大善「あとはお互いここからどうしていくかだろ?」
「友達に敵も味方もねぇんだから。」
辰之助はまた笑う。
辰之助「変わってるんだね君は。」
大善「ブラッドハンター様ほどじゃありませんよ。」
大善も笑う。
辰之助「じゃあ友達として君に忠告しとくよ。」
辰之助の雰囲気が変わる。
大善「なんだ?」
辰之助「D組には柔道部のやつがいるんだ。そいつから今朝聞いた話なんだけど。」
ももり「柔道部?」
辰之助「そこの主将の佐々サクマって人は知っているかい?」
大善とももりがハッと思い出す。
辰之助「彼は柔道でこの学校の特待クラスに入ってる。

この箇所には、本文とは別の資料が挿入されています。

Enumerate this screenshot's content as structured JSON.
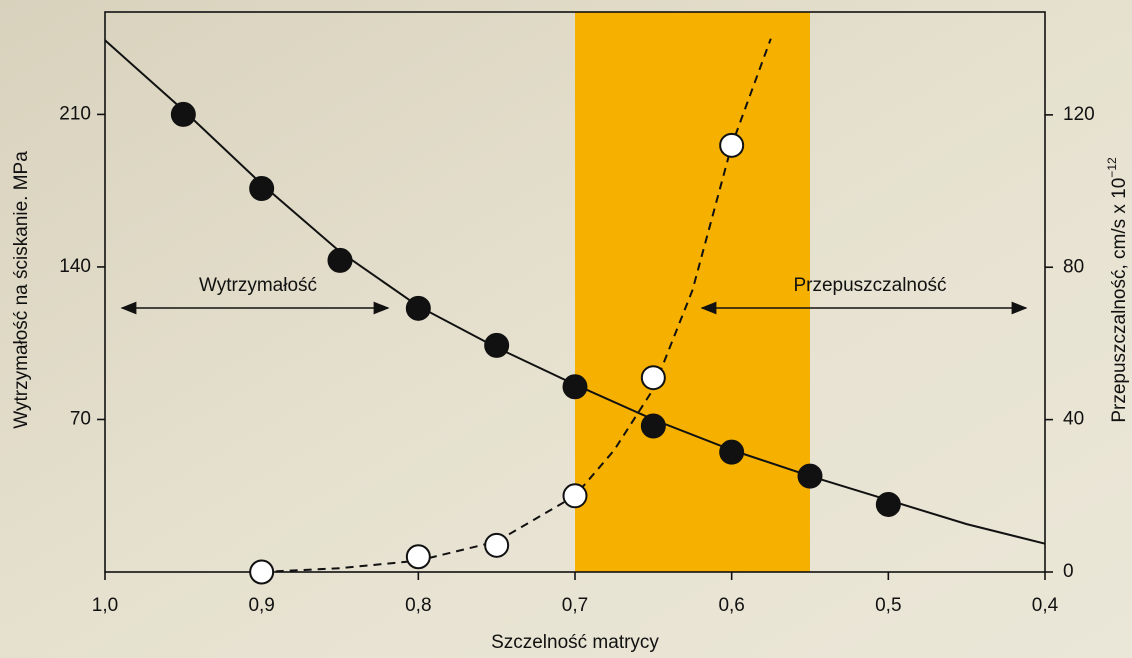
{
  "chart_data": {
    "type": "scatter",
    "x_label": "Szczelność matrycy",
    "y_label": "Wytrzymałość na ściskanie. MPa",
    "y2_label": "Przepuszczalność, cm/s x 10",
    "y2_label_exponent": "−12",
    "annotations": [
      "Wytrzymałość",
      "Przepuszczalność"
    ],
    "xlim": [
      1.0,
      0.4
    ],
    "xticks": [
      {
        "value": 1.0,
        "label": "1,0"
      },
      {
        "value": 0.9,
        "label": "0,9"
      },
      {
        "value": 0.8,
        "label": "0,8"
      },
      {
        "value": 0.7,
        "label": "0,7"
      },
      {
        "value": 0.6,
        "label": "0,6"
      },
      {
        "value": 0.5,
        "label": "0,5"
      },
      {
        "value": 0.4,
        "label": "0,4"
      }
    ],
    "ylim": [
      0,
      257
    ],
    "yticks": [
      70,
      140,
      210
    ],
    "y2lim": [
      0,
      147
    ],
    "y2ticks": [
      0,
      40,
      80,
      120
    ],
    "shaded_range": [
      0.7,
      0.55
    ],
    "shaded_color": "#f6b000",
    "series": [
      {
        "mode": "marker-filled",
        "color": "#111111",
        "axis": "y",
        "x": [
          0.95,
          0.9,
          0.85,
          0.8,
          0.75,
          0.7,
          0.65,
          0.6,
          0.55,
          0.5
        ],
        "values": [
          210,
          176,
          143,
          121,
          104,
          85,
          67,
          55,
          44,
          31
        ]
      },
      {
        "mode": "line",
        "color": "#111111",
        "axis": "y",
        "x": [
          1.0,
          0.95,
          0.9,
          0.85,
          0.8,
          0.75,
          0.7,
          0.65,
          0.6,
          0.55,
          0.5,
          0.45,
          0.4
        ],
        "values": [
          244,
          212,
          178,
          147,
          122,
          103,
          86,
          70,
          56,
          44,
          33,
          22,
          13
        ]
      },
      {
        "mode": "marker-open",
        "color": "#111111",
        "axis": "y2",
        "x": [
          0.9,
          0.8,
          0.75,
          0.7,
          0.65,
          0.6
        ],
        "values": [
          0,
          4,
          7,
          20,
          51,
          112
        ]
      },
      {
        "mode": "dashed",
        "color": "#111111",
        "axis": "y2",
        "x": [
          0.9,
          0.85,
          0.8,
          0.75,
          0.7,
          0.675,
          0.65,
          0.625,
          0.6,
          0.575
        ],
        "values": [
          0,
          1,
          3,
          8,
          20,
          32,
          48,
          74,
          112,
          140
        ]
      }
    ]
  }
}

ここの部活動はどれをとっても全国レベルだ。」
「それをあの佐々って人は2年ながらにここの柔道部の主将をしている。それがどういう事かわかるよね?」
大善「もしかしてすげー人?」
ももり「もしかしなくてもスゲー人でしょ!!」
大善の答えにももりは即答する。
辰之助「彼はその強さうえに、相手の強さに飢えている。だから強いやつとは迷わず闘うらしいよ。」
大善「迷惑な話だな。」
辰之助「だから女ノ都君、君も気をつけた方がいいんじゃないの?」
ももりの顔に不安が出てくる。
大善「大丈夫だよ。あの人前に絡んだことあるけど、良い人そうだったぜ。」
辰之助「それならいいんだけどね。まあ、一応、心のどこかに入れててよ。なら僕は。」
そういうと日宇辰之助は食堂を出ていった。
ももり「大ちゃん…やっぱりあの上級生が言ってたのって佐々先輩の事じゃ…」
大善「まあ、どうにかなるでしょ!!代々、スポーツ選手が素人なんか相手にしないって。」
大善はまったく気にもとめてない。
ももり「ならいいけど。」
しかしこの後、ある切っ掛けを境に、大善VSサクマの激闘が繰り広げられるのであった。